What fascinates me about the whole concept is not that it took off – it happened, after all, not too long after the most intense phase of the over-share memoir – but what it took the place of.
During the previous two more conservative eras since the dawn of TV, there’s been an influx of family sitcoms. Think back to the late 1950s/early 1960s – Leave It to Beaver, The Donna Reed Show; think back to the ‘80s – The Cosby Show, Family Ties, Growing Pains. It’s not that the shows were necessarily plugging a conservative ideology – Roseanne, the parents in Family Ties – but they most assuredly pushed the nuclear family, the importance of values, blah, blah, blah.

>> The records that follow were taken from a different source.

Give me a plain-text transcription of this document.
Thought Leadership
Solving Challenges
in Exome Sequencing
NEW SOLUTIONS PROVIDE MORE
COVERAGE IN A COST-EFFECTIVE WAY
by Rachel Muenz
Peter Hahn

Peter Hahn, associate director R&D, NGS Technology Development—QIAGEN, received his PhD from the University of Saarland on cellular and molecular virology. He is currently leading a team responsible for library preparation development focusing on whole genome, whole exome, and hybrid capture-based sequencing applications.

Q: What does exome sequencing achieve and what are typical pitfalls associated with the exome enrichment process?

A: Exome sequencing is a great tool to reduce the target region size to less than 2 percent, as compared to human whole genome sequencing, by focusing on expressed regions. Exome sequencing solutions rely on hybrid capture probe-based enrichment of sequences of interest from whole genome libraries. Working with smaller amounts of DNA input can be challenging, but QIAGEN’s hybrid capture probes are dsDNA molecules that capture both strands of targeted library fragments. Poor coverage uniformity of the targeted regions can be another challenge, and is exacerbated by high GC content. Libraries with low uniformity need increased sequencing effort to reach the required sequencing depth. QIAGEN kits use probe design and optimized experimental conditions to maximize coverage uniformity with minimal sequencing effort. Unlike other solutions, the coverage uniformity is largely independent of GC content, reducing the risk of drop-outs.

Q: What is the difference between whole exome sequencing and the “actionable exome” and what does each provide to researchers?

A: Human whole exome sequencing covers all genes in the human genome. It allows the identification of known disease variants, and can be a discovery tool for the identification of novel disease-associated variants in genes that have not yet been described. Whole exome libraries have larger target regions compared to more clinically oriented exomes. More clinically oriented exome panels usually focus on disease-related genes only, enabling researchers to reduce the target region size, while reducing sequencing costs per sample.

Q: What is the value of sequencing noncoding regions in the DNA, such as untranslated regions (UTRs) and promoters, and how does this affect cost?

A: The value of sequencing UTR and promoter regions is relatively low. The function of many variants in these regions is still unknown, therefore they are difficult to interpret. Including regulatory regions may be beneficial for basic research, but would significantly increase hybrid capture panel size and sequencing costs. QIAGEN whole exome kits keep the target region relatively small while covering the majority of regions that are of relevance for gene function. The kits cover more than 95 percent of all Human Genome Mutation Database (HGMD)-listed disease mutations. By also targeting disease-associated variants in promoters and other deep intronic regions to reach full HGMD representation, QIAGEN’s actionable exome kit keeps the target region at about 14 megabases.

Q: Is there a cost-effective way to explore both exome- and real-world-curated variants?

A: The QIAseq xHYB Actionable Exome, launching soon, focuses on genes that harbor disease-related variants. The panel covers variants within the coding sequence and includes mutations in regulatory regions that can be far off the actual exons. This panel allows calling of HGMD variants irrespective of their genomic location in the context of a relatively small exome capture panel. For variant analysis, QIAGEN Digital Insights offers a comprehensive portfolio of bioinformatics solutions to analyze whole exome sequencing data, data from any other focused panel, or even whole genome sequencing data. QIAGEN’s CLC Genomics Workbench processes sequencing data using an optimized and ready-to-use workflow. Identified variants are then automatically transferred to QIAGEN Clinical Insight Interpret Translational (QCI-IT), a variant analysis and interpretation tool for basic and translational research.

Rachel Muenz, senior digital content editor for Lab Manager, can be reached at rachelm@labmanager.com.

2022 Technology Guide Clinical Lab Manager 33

Not long after 9/11 came all of the stories about how we had entered a conservative era once more. That wasn’t a terrific surprise. And it’s also not like the family sitcom disappeared completely – Everybody Loves Raymond ended its ninth season in 2005. It just didn’t seem to have the stronghold that previous social cycles would have suggested.
We were just way too invested in the reality TV business.
So this is what occupied precious brain space as I tuned in to the latest episodes of Jon and Kate Plus Eight Monday night.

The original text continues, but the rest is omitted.